March 2022 Conference Paper
Jack H. Good (Carnegie Mellon University, Robotics Institute, Kyle Miller (Carnegie Mellon University, Robotics Institute), Artur Dubrawski (Carnegie Mellon University, Robotics Institute)

This paper was presented at the 2022 AAAI Spring Symposium on AI Engineering.

Publisher:

Software Engineering Institute

Abstract

We propose kernel density decision trees (KDDTs), a novel fuzzy decision tree (FDT) formalism based on kernel density estimation that improves the generalization and robustness of decision trees and offers additional utility. FDTs mitigate the sensitivity and tendency to overfitting of decision trees by representing uncertainty through fuzzy partitions. However, compared to conventional, crisp decision trees, FDTs are generally complex to apply, sensitive to design choices, slow to fit and make predictions, and difficult to interpret. Moreover, finding the optimal threshold for a given fuzzy split is challenging, resulting in methods that discretize data, settle for near-optimal thresholds, or fuzzify crisp trees.

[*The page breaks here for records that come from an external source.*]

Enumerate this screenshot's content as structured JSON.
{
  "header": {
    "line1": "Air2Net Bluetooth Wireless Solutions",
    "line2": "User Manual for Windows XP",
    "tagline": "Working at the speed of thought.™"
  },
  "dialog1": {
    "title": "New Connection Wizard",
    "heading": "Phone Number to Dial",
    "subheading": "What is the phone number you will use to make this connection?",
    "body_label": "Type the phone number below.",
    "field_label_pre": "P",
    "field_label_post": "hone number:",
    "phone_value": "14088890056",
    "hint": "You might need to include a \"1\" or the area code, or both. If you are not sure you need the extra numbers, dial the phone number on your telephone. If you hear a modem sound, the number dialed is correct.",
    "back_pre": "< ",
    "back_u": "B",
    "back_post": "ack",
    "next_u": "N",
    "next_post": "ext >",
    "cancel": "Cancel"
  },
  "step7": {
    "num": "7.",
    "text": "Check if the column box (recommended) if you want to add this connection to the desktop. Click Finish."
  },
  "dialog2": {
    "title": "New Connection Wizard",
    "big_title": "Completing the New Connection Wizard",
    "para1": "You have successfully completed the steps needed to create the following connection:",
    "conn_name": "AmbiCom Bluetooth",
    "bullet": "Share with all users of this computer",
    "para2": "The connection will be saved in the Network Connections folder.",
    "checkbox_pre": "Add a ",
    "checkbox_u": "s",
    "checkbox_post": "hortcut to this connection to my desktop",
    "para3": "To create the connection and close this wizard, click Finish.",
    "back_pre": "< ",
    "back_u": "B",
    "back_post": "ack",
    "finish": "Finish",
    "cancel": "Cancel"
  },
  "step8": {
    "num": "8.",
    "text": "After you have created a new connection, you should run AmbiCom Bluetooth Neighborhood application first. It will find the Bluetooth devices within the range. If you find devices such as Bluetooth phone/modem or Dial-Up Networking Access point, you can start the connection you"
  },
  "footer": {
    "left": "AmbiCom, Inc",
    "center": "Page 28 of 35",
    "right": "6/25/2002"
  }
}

Our KDDTs address these shortcomings by representing uncertainty intuitively through kernels and by using a novel, scalable generalization of the CART algorithm for finding optimal partitions for FDTs with piecewise-linear splitting functions or KDDTs with piecewise-constant fitting kernels. We demonstrate prediction performance against conventional decision trees and tree ensembles on 12 publicly available datasets.